Accumulated personal data is increasingly attractive to law enforcement agencies, other businesses, and private litigants. Businesses are spending more and more time and money responding to subpoenas for their compilations of personal data.

Investors lost hundreds of billions of dollars in companies with business models based on exploiting personal information obtained from Internet users. The lack of privacy protections led many to believe wrongly that personal data could be exploited without limit.

The Costs Consumers Incur When Privacy Is Not Protected

When laws and practices do not provide adequate protections for personal information, individuals act to protect themselves and their privacy. The costs incurred by individuals to protect themselves from unwanted view or intrusion constitute a privacy toll paid in both dollars and time. The privacy toll includes costs associated with higher prices, stopping junk mail and telemarketing calls, avoiding identity theft and protecting privacy on the Internet. A privacy sensitive family could spend between $200 and $300 and many hours annually to protect their privacy.

Supermarket frequent shopper cards and other registration and monitoring programs coerce consumers to sell their personal information for lower prices at the cash register. Customers unaware of or unwilling to sign up for these programs often pay more.

Traditional junk mail is a longstanding consequence of the inability of individuals to control the collection, compilation, and sale of their personal information. The average person receives more than ten pieces of junk mail each week, of which nearly half is discarded unopened and unread. Opting out of junk mail often requires writing multiple letters, which is a small expense, but still a significant barrier for most individuals.
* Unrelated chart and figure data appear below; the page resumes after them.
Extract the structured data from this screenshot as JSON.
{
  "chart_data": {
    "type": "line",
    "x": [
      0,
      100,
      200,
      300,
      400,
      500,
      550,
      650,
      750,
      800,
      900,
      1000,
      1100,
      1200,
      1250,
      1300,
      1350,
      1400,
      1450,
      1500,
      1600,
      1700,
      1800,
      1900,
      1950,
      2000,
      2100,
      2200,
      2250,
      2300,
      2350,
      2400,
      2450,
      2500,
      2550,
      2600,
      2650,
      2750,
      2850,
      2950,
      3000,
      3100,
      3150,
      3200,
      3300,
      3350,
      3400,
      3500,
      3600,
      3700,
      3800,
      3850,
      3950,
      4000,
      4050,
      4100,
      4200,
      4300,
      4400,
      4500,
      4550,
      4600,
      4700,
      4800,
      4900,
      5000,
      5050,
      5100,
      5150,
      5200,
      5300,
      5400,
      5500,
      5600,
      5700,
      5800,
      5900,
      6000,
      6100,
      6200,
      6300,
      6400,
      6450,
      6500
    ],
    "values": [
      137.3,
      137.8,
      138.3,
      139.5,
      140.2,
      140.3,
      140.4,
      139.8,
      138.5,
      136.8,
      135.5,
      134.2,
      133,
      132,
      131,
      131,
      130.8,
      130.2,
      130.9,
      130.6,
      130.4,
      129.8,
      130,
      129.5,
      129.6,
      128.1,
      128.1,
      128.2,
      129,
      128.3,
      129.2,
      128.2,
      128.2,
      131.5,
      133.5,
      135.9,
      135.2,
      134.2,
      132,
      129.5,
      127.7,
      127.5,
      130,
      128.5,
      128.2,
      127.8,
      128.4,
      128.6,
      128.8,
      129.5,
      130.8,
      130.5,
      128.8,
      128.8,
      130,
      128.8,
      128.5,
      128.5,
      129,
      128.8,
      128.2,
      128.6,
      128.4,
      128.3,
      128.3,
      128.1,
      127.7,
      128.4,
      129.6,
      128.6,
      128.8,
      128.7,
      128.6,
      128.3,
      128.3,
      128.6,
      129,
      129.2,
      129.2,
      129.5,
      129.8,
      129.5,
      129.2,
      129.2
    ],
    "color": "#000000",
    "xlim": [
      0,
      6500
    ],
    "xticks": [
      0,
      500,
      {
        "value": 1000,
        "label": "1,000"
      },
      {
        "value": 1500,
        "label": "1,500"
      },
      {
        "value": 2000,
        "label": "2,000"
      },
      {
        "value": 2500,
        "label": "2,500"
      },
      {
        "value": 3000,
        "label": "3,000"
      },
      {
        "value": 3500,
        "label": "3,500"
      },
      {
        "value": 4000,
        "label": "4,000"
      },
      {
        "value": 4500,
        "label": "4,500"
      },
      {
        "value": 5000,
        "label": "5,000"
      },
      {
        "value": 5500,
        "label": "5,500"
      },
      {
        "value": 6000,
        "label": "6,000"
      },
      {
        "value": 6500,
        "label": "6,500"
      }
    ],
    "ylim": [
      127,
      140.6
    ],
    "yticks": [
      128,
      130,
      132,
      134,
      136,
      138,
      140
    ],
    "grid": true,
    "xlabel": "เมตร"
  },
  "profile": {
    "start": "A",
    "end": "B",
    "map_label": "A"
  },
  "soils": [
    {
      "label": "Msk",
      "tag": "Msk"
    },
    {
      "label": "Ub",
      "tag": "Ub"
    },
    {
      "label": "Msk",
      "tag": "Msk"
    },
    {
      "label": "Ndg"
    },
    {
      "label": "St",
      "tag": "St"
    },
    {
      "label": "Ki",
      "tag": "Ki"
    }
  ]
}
About 80% of Americans strongly object to receiving unsolicited sales calls and, to prevent or deter these telemarketing calls, many households buy services such as Caller ID, call waiting, answering machines or voice mail, and unlisted or unpublished numbers. Some estimate that 25% of households pay an average of $1.50/ month to be unlisted. The total price that telephone subscribers pay for privacy-protecting services is more than $400 million/year.

Identity theft is a growing threat that creates financial and other hardships for hundreds of thousands of individuals each year. Identity theft results in part from the ready availability of personal information and the lack of protections that would give individuals more control over that information. It can take years of hard work and hundreds or thousands of dollars in out-of-pocket expense before all vestiges of identify theft are removed from a victim's record. In the

interim, a victim of identity theft may be unable to obtain a job, purchase a car, or qualify for a mortgage. Government agencies advise individuals seeking protection against identity theft to purchase copies of credit reports annually or to subscribe to credit watch services.

Annual costs for a family can easily exceed one hundred dollars annually while estimates of losses for financial institutions appear to be in the hundreds of millions. Identity theft undermines consumer confidence, deters the growth of electronic commerce, and increases costs that may be passed on to consumers.

Unwanted commercial electronic mail, often called spam, imposes costs on Internet users who cannot control the collection and sale of their email addresses. Users spend hours each year downloading and deleting spam.

Spam also raises costs for Internet providers, delays service to users, and undermines the vitality of the Internet as a means of open communications. Estimates are that worldwide costs of spam range from $8-10 billion.

Broader effects of the lack of privacy cannot be measured in dollars. The effects on individuals and institutions due to the evolving "dossier society" are significant and often unwelcome. Non-economic interests protected by privacy policy and laws include avoiding solicitations, the exercise of First Amendment rights, and protection of children.